Review: Beasts of Burden by Imayam
Imayam, one of the most significant Tamil writers of our times, wrote his first novel at 20. Koveru Kazhuthaigal, translated as Beasts of Burden by Lakshmi Holmström, turned him into a literary icon. A reprinted edition to mark 25 years of its publication appeared quietly last year. It is an intimate portrayal of an impoverished family adapting to both modernity and their diminishing circumstances, during a time of change and decline. In the time of the novel coronavirus, this novel is a pertinent account of survival during hardships.
Beasts of Burden opens with Arrokyam, a middle-aged woman, and her family organising a trip to church hoping it will fix their problems. In the 1970s, when the novel is set, Arrokyam is deeply perturbed by the socio-economic shifts she senses. She wants to hold on to the old order of the caste system where roles and exchange rates were predetermined. Increasingly, Arrokyam and her husband Savuri find themselves burdened with more work but their rations drastically cut down. They receive less grain for the work they do, and lesser still for helping out in the fields. The customary rewards on the occasions of birth and death during which they perform important duties become almost token. Every evening, the family collects leftover food from other families, but their portions keep growing smaller. They face the worst of the economic hardships because they are Mahadalit, the most marginalized among Dalits, serving a community of agricultural bonded labourers.
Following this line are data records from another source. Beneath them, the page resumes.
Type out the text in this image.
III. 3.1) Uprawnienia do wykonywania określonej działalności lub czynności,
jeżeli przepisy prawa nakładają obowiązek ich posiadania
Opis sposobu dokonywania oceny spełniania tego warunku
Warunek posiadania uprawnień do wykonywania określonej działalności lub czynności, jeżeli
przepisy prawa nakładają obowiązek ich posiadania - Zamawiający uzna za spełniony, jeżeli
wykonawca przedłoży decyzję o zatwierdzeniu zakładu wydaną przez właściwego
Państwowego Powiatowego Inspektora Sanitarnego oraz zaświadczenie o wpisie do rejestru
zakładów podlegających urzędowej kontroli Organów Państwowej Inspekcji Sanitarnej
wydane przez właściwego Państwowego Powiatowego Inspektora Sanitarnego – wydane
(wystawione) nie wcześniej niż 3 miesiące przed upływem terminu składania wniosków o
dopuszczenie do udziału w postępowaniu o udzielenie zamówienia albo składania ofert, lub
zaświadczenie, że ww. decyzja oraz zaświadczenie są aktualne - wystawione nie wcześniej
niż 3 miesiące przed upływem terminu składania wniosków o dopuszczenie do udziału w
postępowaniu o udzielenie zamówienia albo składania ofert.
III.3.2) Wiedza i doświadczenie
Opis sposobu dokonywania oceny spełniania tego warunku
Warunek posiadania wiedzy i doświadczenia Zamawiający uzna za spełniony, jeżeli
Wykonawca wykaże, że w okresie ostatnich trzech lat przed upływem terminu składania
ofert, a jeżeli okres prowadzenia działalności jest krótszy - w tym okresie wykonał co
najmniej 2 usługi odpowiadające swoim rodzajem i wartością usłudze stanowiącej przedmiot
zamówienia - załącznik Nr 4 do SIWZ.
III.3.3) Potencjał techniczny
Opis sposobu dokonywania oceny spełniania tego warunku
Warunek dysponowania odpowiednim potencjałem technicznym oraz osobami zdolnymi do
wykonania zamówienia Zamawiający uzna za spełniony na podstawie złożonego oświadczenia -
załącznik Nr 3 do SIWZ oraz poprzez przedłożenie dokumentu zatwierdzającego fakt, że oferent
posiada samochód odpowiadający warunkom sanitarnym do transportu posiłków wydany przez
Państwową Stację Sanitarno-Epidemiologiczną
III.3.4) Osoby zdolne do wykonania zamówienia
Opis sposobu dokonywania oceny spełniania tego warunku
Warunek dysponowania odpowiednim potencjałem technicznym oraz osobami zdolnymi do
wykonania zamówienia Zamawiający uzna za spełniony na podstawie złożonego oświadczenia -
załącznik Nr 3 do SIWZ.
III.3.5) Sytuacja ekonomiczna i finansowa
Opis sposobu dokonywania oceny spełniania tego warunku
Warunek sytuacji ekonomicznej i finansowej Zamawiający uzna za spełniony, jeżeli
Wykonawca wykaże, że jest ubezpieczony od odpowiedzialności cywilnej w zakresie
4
Arrokyam, who has a special relationship with each household in the village, uses it to cajole and flatter them into getting her dues. When that doesn’t work, she calls them out on their pretences at generosity. She flares up and fights for what she is owed. Imayam writes about the family’s life and daily activities with ethnographic details. Ordinary events — weddings, babies, bickering, love, goodbyes — coexist with exploitation and apathy. Josep, the oldest son, is whisked away by his modern wife who scorns at the family’s casteist sycophancy; Mary, the daughter, helps out the most at home and mopes around about being too curvy; Peter, the youngest, is the most recoiled by their marginalised life — but Arrokyam refuses to entertain the possibility of him becoming a priest and escaping the caste system.
When it was first published, Koveru Kazhuthaigal opened up heated political conversations about Dalit identity and the role of the writer. It was criticised — even considered an anti-Dalit text — for its depiction of caste oppression within Dalit communities. Imayam has also been criticised for his rejection of caste identity — for both, his work and himself. “I’m writing to do away with caste, then how can I have a caste identity,” he has said in interviews.
His way of doing away with caste is by uncovering its dynamics to reveal complexities without judgements. In an introduction to Beasts of Burden, he writes, “The world is an ocean, in which concepts and theories are like ships which appear and disappear. My works were not composed with the comfort offered by these ships, but written from within the sea and by looking at its vastness.” The result is that this story, rooted in specificities of a certain experience, has a resounding universality: it is simply about how life goes on.
When Arrokyam was younger, we later learn, they always had a granary full of a variety of grains, which she was able to sell even during times of famine. In the old days, their life was a “prince’s life.” During this time of national economic crisis and rise in apathy, “it’s not the times that have changed, it’s the people who have changed.” Even dead cows, which occasionally supplied them with beef, are now buried instead of given away to eat.
Later, the family’s primary occupation (washing and mending) is disrupted when a laundryman and a tailor set up shops in the village. But Arrokyam continues to follow her routine: they wash the few clothes they’re able to collect, she administers complicated childbirth, carries out all her tasks. And while she soothes the village’s women and children, she curses her own children who have left, longing for them and for death: the dramatic Indian mother. She cusses at Savuri who swears often, but they never linger on their volatile exchanges.
In an introduction to Beasts of Burden, its translator Holmström writes, “Koveru Kazhuthaigal gives us an extraordinarily detailed picture of a lifestyle that is reclaimed and told with pride, without any attempt to “Sanskritize” it. That us, there is no supposition that the lifestyles of the upper castes (vegetarianism, brahminic rituals, etc.) are, or ought to be, the norm.”
This is not a reassuring novel — although its descriptions of food, often consisting of mixed leftovers downed with chillies, are appetising and comforting. But at a time when the world is struggling for answers, it offers some wisdom.